Worth It

is-it-worth-it-final“Horrific.”

“Excruciating.”

“Unbelievable.”

“Horrendous.”

“Total exhaustion.”

“I didn’t think I could go on.”

“Why did no-one tell me?”

 

These were the descriptions of child-birth at our ante-natal class reunion last Saturday. The scars, of all kinds, were still very fresh and one horror story  quickly snowballed into the next.

Our teacher said, “I didn’t tell you about the more gory details, because sometimes you can know too much. And for lots of people it’s a really beautiful experience.”

There was murder in her listener’s eyes, so she left to boil the kettle.

Too much information can be a dangerous thing.  But the Bible doesn’t take a soft approach. From page one we are warned:

I will make your pains in childbearing very severe;
    with painful labour you will give birth to children. (Genesis 3:16)

Creating life has always been a messy, painful, even life-threatening, business. There is no new life without blood-shed, without suffering, without mortal danger. Even before sin.. seeds get buried in order to grow. Or Genesis 2:  Eve is created out of Adam’s death-like sleep. From Genesis 3 onwards, new life comes through pain and sacrifice.

The cross and resurrection is written into our world at a profound level. And it’s a picture of life far beyond the womb:

A woman giving birth to a child has pain because her time has come; but when her baby is born she forgets the anguish because of her joy that a child is born into the world. (John 16:21)

 Nation will rise against nation, and kingdom against kingdom.
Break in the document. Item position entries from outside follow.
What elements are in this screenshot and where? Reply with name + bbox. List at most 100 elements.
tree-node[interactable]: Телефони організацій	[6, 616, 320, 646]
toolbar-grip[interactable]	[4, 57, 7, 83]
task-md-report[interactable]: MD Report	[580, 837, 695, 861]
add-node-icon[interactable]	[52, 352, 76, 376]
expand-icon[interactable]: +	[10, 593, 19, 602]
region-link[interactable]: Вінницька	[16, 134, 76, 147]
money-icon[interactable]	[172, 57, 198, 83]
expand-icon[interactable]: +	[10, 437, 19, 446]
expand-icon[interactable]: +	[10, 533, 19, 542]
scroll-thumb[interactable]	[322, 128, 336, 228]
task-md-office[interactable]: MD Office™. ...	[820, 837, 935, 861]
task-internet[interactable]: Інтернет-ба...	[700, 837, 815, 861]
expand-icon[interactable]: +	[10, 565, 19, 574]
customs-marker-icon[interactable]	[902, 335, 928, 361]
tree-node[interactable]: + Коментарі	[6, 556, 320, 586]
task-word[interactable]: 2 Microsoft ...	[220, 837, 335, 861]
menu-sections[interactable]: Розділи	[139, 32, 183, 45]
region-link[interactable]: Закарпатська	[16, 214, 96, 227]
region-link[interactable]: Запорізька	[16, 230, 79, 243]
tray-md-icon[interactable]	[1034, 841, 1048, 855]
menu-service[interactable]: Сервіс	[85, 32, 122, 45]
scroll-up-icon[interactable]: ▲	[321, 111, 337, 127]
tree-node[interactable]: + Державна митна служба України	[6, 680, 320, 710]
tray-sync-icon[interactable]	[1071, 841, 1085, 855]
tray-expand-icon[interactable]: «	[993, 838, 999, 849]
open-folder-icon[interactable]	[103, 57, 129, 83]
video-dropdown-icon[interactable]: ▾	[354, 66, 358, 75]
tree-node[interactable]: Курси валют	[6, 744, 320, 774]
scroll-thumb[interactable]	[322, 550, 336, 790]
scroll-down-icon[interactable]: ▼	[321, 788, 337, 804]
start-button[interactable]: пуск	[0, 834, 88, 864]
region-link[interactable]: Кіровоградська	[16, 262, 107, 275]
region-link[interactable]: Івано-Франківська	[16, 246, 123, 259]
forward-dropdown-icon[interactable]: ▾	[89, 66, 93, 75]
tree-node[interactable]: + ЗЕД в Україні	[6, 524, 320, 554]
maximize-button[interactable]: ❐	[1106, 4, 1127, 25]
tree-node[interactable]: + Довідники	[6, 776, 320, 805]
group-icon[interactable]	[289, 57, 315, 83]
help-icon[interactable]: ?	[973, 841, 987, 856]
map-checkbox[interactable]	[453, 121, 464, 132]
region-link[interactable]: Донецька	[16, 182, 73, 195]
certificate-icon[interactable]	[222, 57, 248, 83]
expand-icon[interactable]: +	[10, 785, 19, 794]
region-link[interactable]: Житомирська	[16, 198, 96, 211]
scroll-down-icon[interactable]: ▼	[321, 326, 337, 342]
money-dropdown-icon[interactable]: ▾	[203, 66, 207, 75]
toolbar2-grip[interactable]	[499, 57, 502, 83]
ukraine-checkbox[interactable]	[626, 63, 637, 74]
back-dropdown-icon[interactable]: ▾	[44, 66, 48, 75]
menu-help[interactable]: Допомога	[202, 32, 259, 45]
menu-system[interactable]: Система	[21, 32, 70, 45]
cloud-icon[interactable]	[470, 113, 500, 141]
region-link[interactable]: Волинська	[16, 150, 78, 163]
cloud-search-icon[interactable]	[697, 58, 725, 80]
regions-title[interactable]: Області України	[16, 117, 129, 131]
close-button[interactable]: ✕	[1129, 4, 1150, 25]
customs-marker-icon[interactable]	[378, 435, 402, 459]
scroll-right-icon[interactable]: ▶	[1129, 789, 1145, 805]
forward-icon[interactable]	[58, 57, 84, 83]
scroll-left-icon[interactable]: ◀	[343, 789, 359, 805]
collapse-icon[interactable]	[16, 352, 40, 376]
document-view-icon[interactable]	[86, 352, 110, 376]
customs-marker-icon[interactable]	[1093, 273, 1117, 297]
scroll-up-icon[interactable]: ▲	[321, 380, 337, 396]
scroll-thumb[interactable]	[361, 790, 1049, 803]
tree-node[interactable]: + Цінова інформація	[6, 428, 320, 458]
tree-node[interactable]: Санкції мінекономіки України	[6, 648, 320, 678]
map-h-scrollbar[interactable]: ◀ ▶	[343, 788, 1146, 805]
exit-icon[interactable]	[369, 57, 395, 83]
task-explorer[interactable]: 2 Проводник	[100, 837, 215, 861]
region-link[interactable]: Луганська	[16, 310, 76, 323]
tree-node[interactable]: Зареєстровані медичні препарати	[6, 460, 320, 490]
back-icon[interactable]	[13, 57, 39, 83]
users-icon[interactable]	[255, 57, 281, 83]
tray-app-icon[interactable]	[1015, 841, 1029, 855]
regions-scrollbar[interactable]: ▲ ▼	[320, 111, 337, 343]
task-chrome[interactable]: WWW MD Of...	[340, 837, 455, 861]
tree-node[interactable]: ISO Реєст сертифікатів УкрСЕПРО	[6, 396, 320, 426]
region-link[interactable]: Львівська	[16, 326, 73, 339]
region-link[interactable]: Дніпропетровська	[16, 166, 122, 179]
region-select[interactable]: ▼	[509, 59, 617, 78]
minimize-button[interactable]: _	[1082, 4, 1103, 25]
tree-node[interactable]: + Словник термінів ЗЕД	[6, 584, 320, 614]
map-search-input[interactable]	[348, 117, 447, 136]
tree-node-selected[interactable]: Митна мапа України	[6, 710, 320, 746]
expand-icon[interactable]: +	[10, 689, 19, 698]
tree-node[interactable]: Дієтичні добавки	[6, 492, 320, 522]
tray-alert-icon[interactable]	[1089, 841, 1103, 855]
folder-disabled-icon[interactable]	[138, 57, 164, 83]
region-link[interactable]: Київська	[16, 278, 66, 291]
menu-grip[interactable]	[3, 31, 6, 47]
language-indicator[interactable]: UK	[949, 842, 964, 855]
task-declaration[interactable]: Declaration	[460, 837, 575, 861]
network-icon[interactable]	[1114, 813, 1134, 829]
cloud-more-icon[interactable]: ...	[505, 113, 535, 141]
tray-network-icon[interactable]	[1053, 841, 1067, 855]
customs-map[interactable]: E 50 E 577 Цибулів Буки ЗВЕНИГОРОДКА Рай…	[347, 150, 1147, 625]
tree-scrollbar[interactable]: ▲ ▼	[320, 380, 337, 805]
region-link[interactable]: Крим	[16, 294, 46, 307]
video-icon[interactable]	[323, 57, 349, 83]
There will be famines and earthquakes in various places. All these are the beginning of birth-pains. (Matthew 24:7-8)

We know that the whole creation has been groaning as in the pains of childbirth right up to the present time. (Romans 8:22)

 Some of these pains involve the tragedies of child-bearing itself – miscarriage and still-birth and infertility. Others are cosmic – like wars and earthquakes. But Jesus calls them “birth pains” instead of “death thros”. Because after the pain, there is birth. And just as every woman began her story last Saturday with words like “awful”, each ended with the same refrain – “it was worth it.”

Whatever the pains we are facing – bereavement, addiction, singleness, childlessness or pregnancies lost – there is a birth to come that will swallow up even these sorrows. With tears we will share our stories.  But by God’s grace we will know His comfort and we will say, with Him, “it was worth it.”